ELIZABETH PIPER and KYLIE MACLELLAN
EX-FINANCE minister Rishi Sunak, the favourite to become Britain’s next prime minister, kicked off his campaign promising “honesty”, in an increasingly testy and divisive battle to succeed Boris Johnson.
An initial 11 candidates put their names forward to become the leader of the governing Conservative Party and Britain’s next premier after Johnson was forced to say he would step down when support drained from him over a series of scandals.
Only those who get nominations from 20 of their 358 Conservative colleagues in parliament on Tuesday will go forward to the first vote on Wednesday. The field will then be quickly whittled down to a final two, with Conservative Party members making the final decision.
Transport minister Grant Shapps became the first to end his bid, throwing his support behind Sunak, whose resignation helped provoke the revolt by ministers and Conservative lawmakers that forced Johnson to say he would resign last week.
The new leader faces a busy in-tray as well as falling opinion poll support.
Britain’s economy is facing rocketing inflation, high debt, and low growth, with people coping with the tightest squeeze on their finances in decades, all set against a backdrop of an energy crunch exacerbated by the war in Ukraine which has sent fuel prices soaring.
As the contest heated up, rival campaigns stepped up private criticism of each other and pointed to either financial or other questions hanging over their opponents.
With most candidates saying they would cut taxes if they win, Sunak, the current bookmakers’ favourite, has sought to portray himself as the serious candidate, promising “grown-up” honesty “not fairy tales”.
“It is not credible to promise lots more spending and lower taxes,” said Sunak,
As finance minister, Sunak set Britain on course to have its biggest tax burden since the 1950s, and the other prime ministerial hopefuls have turned their fire on him on tax, with most saying they would oversee cuts immediately.
Sunak said he did not want to distance himself from the fiscal decisions he made during the COVID-19 pandemic.
“Whilst that may be politically inconvenient for me, it is also the truth. As is the fact that once we’ve gripped inflation, I will get the tax burden down,” he said. “It is a question of when, not if.”

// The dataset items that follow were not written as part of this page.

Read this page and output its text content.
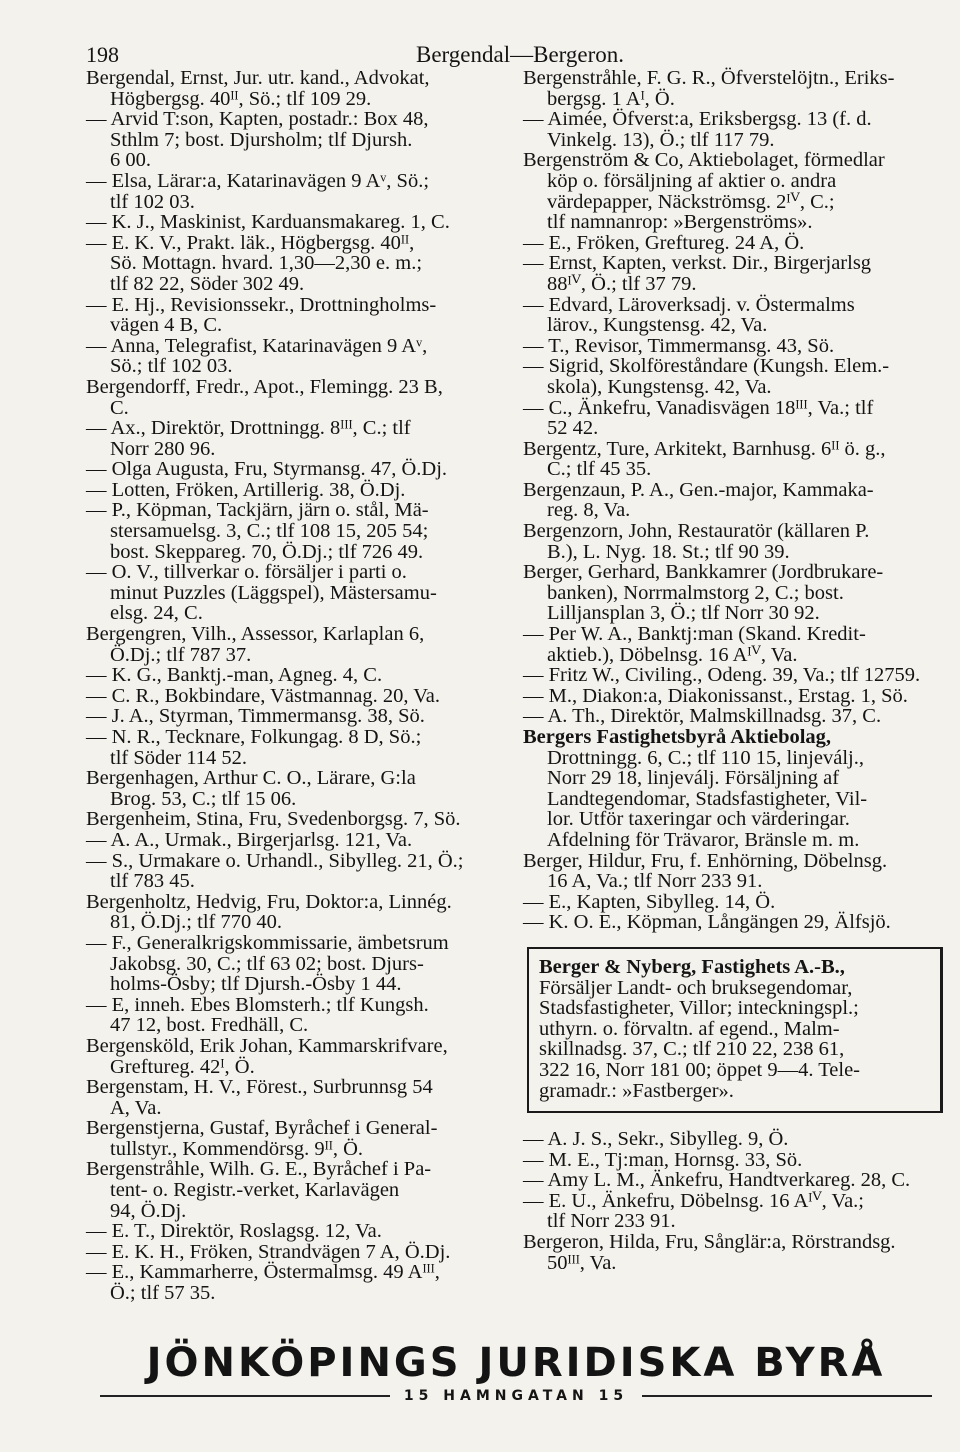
198	Bergendal—Bergeron.
Bergendal, Ernst, Jur. utr. kand., Advokat,
Högbergsg. 40ᴵᴵ, Sö.; tlf 109 29.
— Arvid T:son, Kapten, postadr.: Box 48,
Sthlm 7; bost. Djursholm; tlf Djursh.
6 00.
— Elsa, Lärar:a, Katarinavägen 9 Aᵛ, Sö.;
tlf 102 03.
— K. J., Maskinist, Karduansmakareg. 1, C.
— E. K. V., Prakt. läk., Högbergsg. 40ᴵᴵ,
Sö. Mottagn. hvard. 1,30—2,30 e. m.;
tlf 82 22, Söder 302 49.
— E. Hj., Revisionssekr., Drottningholms-
vägen 4 B, C.
— Anna, Telegrafist, Katarinavägen 9 Aᵛ,
Sö.; tlf 102 03.
Bergendorff, Fredr., Apot., Flemingg. 23 B,
C.
— Ax., Direktör, Drottningg. 8ᴵᴵᴵ, C.; tlf
Norr 280 96.
— Olga Augusta, Fru, Styrmansg. 47, Ö.Dj.
— Lotten, Fröken, Artillerig. 38, Ö.Dj.
— P., Köpman, Tackjärn, järn o. stål, Mä-
stersamuelsg. 3, C.; tlf 108 15, 205 54;
bost. Skeppareg. 70, Ö.Dj.; tlf 726 49.
— O. V., tillverkar o. försäljer i parti o.
minut Puzzles (Läggspel), Mästersamu-
elsg. 24, C.
Bergengren, Vilh., Assessor, Karlaplan 6,
Ö.Dj.; tlf 787 37.
— K. G., Banktj.-man, Agneg. 4, C.
— C. R., Bokbindare, Västmannag. 20, Va.
— J. A., Styrman, Timmermansg. 38, Sö.
— N. R., Tecknare, Folkungag. 8 D, Sö.;
tlf Söder 114 52.
Bergenhagen, Arthur C. O., Lärare, G:la
Brog. 53, C.; tlf 15 06.
Bergenheim, Stina, Fru, Svedenborgsg. 7, Sö.
— A. A., Urmak., Birgerjarlsg. 121, Va.
— S., Urmakare o. Urhandl., Sibylleg. 21, Ö.;
tlf 783 45.
Bergenholtz, Hedvig, Fru, Doktor:a, Linnég.
81, Ö.Dj.; tlf 770 40.
— F., Generalkrigskommissarie, ämbetsrum
Jakobsg. 30, C.; tlf 63 02; bost. Djurs-
holms-Ösby; tlf Djursh.-Ösby 1 44.
— E, inneh. Ebes Blomsterh.; tlf Kungsh.
47 12, bost. Fredhäll, C.
Bergensköld, Erik Johan, Kammarskrifvare,
Greftureg. 42ᴵ, Ö.
Bergenstam, H. V., Förest., Surbrunnsg 54
A, Va.
Bergenstjerna, Gustaf, Byråchef i General-
tullstyr., Kommendörsg. 9ᴵᴵ, Ö.
Bergenstråhle, Wilh. G. E., Byråchef i Pa-
tent- o. Registr.-verket, Karlavägen
94, Ö.Dj.
— E. T., Direktör, Roslagsg. 12, Va.
— E. K. H., Fröken, Strandvägen 7 A, Ö.Dj.
— E., Kammarherre, Östermalmsg. 49 Aᴵᴵᴵ,
Ö.; tlf 57 35.
Bergenstråhle, F. G. R., Öfverstelöjtn., Eriks-
bergsg. 1 Aᴵ, Ö.
— Aimée, Öfverst:a, Eriksbergsg. 13 (f. d.
Vinkelg. 13), Ö.; tlf 117 79.
Bergenström & Co, Aktiebolaget, förmedlar
köp o. försäljning af aktier o. andra
värdepapper, Näckströmsg. 2ᴵⱽ, C.;
tlf namnanrop: »Bergenströms».
— E., Fröken, Greftureg. 24 A, Ö.
— Ernst, Kapten, verkst. Dir., Birgerjarlsg
88ᴵⱽ, Ö.; tlf 37 79.
— Edvard, Läroverksadj. v. Östermalms
lärov., Kungstensg. 42, Va.
— T., Revisor, Timmermansg. 43, Sö.
— Sigrid, Skolföreståndare (Kungsh. Elem.-
skola), Kungstensg. 42, Va.
— C., Änkefru, Vanadisvägen 18ᴵᴵᴵ, Va.; tlf
52 42.
Bergentz, Ture, Arkitekt, Barnhusg. 6ᴵᴵ ö. g.,
C.; tlf 45 35.
Bergenzaun, P. A., Gen.-major, Kammaka-
reg. 8, Va.
Bergenzorn, John, Restauratör (källaren P.
B.), L. Nyg. 18. St.; tlf 90 39.
Berger, Gerhard, Bankkamrer (Jordbrukare-
banken), Norrmalmstorg 2, C.; bost.
Lilljansplan 3, Ö.; tlf Norr 30 92.
— Per W. A., Banktj:man (Skand. Kredit-
aktieb.), Döbelnsg. 16 Aᴵⱽ, Va.
— Fritz W., Civiling., Odeng. 39, Va.; tlf 12759.
— M., Diakon:a, Diakonissanst., Erstag. 1, Sö.
— A. Th., Direktör, Malmskillnadsg. 37, C.
Bergers Fastighetsbyrå Aktiebolag,
Drottningg. 6, C.; tlf 110 15, linjeválj.,
Norr 29 18, linjeválj. Försäljning af
Landtegendomar, Stadsfastigheter, Vil-
lor. Utför taxeringar och värderingar.
Afdelning för Trävaror, Bränsle m. m.
Berger, Hildur, Fru, f. Enhörning, Döbelnsg.
16 A, Va.; tlf Norr 233 91.
— E., Kapten, Sibylleg. 14, Ö.
— K. O. E., Köpman, Långängen 29, Älfsjö.
Berger & Nyberg, Fastighets A.-B.,
Försäljer Landt- och bruksegendomar,
Stadsfastigheter, Villor; inteckningspl.;
uthyrn. o. förvaltn. af egend., Malm-
skillnadsg. 37, C.; tlf 210 22, 238 61,
322 16, Norr 181 00; öppet 9—4. Tele-
gramadr.: »Fastberger».
— A. J. S., Sekr., Sibylleg. 9, Ö.
— M. E., Tj:man, Hornsg. 33, Sö.
— Amy L. M., Änkefru, Handtverkareg. 28, C.
— E. U., Änkefru, Döbelnsg. 16 Aᴵⱽ, Va.;
tlf Norr 233 91.
Bergeron, Hilda, Fru, Sånglär:a, Rörstrandsg.
50ᴵᴵᴵ, Va.
JÖNKÖPINGS JURIDISKA BYRÅ
15 HAMNGATAN 15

The former finance minister has the widest support among colleagues who have publicly expressed their views, including the backing of Deputy Prime Minister Dominic Raab.
“I know that Rishi has got what it takes,” Raab said, introducing Sunak at his campaign launch event.
Penny Mordaunt, a junior trade minister who is also heavily tipped, topped a poll of Conservative members on Monday and she too has tried to strike a more measured tone on tax, saying that while she would cut taxes: “I will pioneer sound money.”
“I am a small state, low tax conservative, but I also believe we need to use the levers of government to support jobs and livelihoods through difficult economic situations,” she wrote in the Daily Telegraph newspaper.
Among the others to launch their campaigns on Tuesday were Tom Tugendhat, the chair of the foreign affairs committee, and Kemi Badenoch, a former junior minister who is scooping up some support on the right-wing of the party.
Foreign Secretary Liz Truss was also hoping to challenge those at the top of the leader board and received the backing on Tuesday of two ministers closest to Johnson – Nadine Dorries and Jacob Rees-Mogg – who have both been critical of Sunak.
On Monday, the 1922 Committee of Conservative members of parliament agreed on the rules for the contest, saying the field will soon be whittled down with repeated votes in the next few weeks and the final two being presented to the party by July 21.
It said the winner, and Britain’s new prime minister, would be announced on September 5.
The main opposition Labour Party will put forward a motion of no confidence in the government on Tuesday to try to force Johnson out of office straightaway. The vote will be held on Wednesday and although some Conservatives have voiced concern at Johnson remaining as prime minister, they are very unlikely to support it.
The new leader will have to reverse evaporating support. A survey by Savanta ComRes on Monday put Labour at 43% compared with 28% for the Conservatives, its biggest poll lead since 2013.